Thursday, November 13, 2008

Balanced Diet

It's autumn, and what better time to 1) cook local vegetables in new and delicious ways, and 2) laugh at cute vegetables being murdered while ruminating on past relationships. If these activities appeal, then fellow Brooklyn residents Ameet and DV have the sites for you (and for Ameet I'll even bury the hatchet):

Rice of Life, proud sponsor of sharp knives, the Park Slope Food Co-Op, and chunks of energy.


(photo by AM)

Daily Violence, proudly occupying a new space above (because superior to) Daily Zen.


(drawing by DV)

Saturday, November 8, 2008

Poem Interlude

Walking North from the River Clyde

In the lee of the mortuary,
weathered Victorian brick itself
in the lee of the Court,
there’s a victims’ shelter,
an art gallery, and a costume
shop, and you can steal
looks into the long windows
as you walk up Saltmarket,
continue on High, and arrive
at the dappled, climbing
Necropolis, beneath which
is a brewery and a museum
that delights in our believing.

Friday, November 7, 2008

Applying Villette

"I went wandering whither chance might lead, in a still ecstasy of freedom and enjoyment; and I got...into the heart of city life. I saw and felt London at last: I got into the Strand; I went up Cornhill; I mixed with the life passing along; I dared the perils of crossings. To do this, and to do it utterly alone, gave me, perhaps an irrational, but a real pleasure... In the city you are deeply excited." Villette, Charlote Brontë

I have wandered wherever luck takes me ("Be well. Be lucky," Leonard Cohen said last night). I have gained an ecstasy of peace without realizing it. I found an old friend in Dublin, I find a new one in Glasgow ("dear green place"), which is more hardscrabble and hence more, in a way, me (but less home than Dublin, which has held my heart for years).

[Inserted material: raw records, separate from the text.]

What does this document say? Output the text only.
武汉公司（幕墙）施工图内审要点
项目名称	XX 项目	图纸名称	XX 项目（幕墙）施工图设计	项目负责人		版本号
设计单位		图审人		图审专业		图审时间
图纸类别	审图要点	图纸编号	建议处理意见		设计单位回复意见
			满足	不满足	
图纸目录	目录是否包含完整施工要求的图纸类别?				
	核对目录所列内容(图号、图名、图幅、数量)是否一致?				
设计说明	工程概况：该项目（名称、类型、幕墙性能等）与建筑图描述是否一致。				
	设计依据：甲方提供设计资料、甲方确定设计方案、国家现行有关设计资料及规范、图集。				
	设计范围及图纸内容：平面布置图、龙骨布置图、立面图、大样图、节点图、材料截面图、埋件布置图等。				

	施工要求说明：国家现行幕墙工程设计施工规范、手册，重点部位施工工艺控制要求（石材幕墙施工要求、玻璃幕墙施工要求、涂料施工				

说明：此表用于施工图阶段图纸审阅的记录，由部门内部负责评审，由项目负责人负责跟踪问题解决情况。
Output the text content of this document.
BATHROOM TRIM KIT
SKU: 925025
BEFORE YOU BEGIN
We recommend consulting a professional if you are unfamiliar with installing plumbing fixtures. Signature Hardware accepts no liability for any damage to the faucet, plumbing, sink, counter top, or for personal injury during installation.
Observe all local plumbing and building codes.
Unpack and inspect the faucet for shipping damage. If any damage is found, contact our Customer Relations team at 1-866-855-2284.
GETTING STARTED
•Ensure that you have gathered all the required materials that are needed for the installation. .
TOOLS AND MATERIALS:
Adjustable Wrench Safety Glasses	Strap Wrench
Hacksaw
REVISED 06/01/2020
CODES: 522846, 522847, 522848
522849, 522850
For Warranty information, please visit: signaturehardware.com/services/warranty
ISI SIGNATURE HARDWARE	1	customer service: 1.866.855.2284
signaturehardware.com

I have seen and felt Glasgow. I passed the old Custom House; I went up Saltmarket to the Necropolis; I listened to the round-cornered talk all around me; I bought green beans and apples and chocolate. The key is indeed the solitude...and the pleasure is not irrational.

Happiness with the Dubs, happiness with the Weegies. (And think how great Brontë would be considered today if she had better bandied words like "weegie.")

Wednesday, November 5, 2008

Tuesday, November 4, 2008

Empty Cystal Ball

Since I've had poetry on the brain, it was nice to turn to the old familiar Times (homesickness is the gift of fresh eyes) and find an op-ed section devoted to the words and voices of five poets. A is for Ashbery, B is for Bang...and theirs were the poems I liked best.

I am on the edge of my seat here...on the edge of my bed,
rather...because it's bedtime in Dublin,
and I am dreaming
of waking
to good news.

Irish Eyes, and the World's

The 2.5-inch headline in a Dublin daily yesterday: "Barack to the Future in U.S?" Then: "It's decision time. The most dramatic election ever seen in Ireland is about to reach its climax - and the Irish don't even have a say in it."

Sunday, November 2, 2008

Homage to Leaving

I'm off to Ireland and Scotland and, as always, felt that pre-homesick pang yesterday, walking around this dear neighborhood. Since the Pool is now under construction (they're building a Skate Park on the south end, and refurbishing the arch - both projects slated for completion in 2009), I tried to capture a little of what the space is now...inside and out.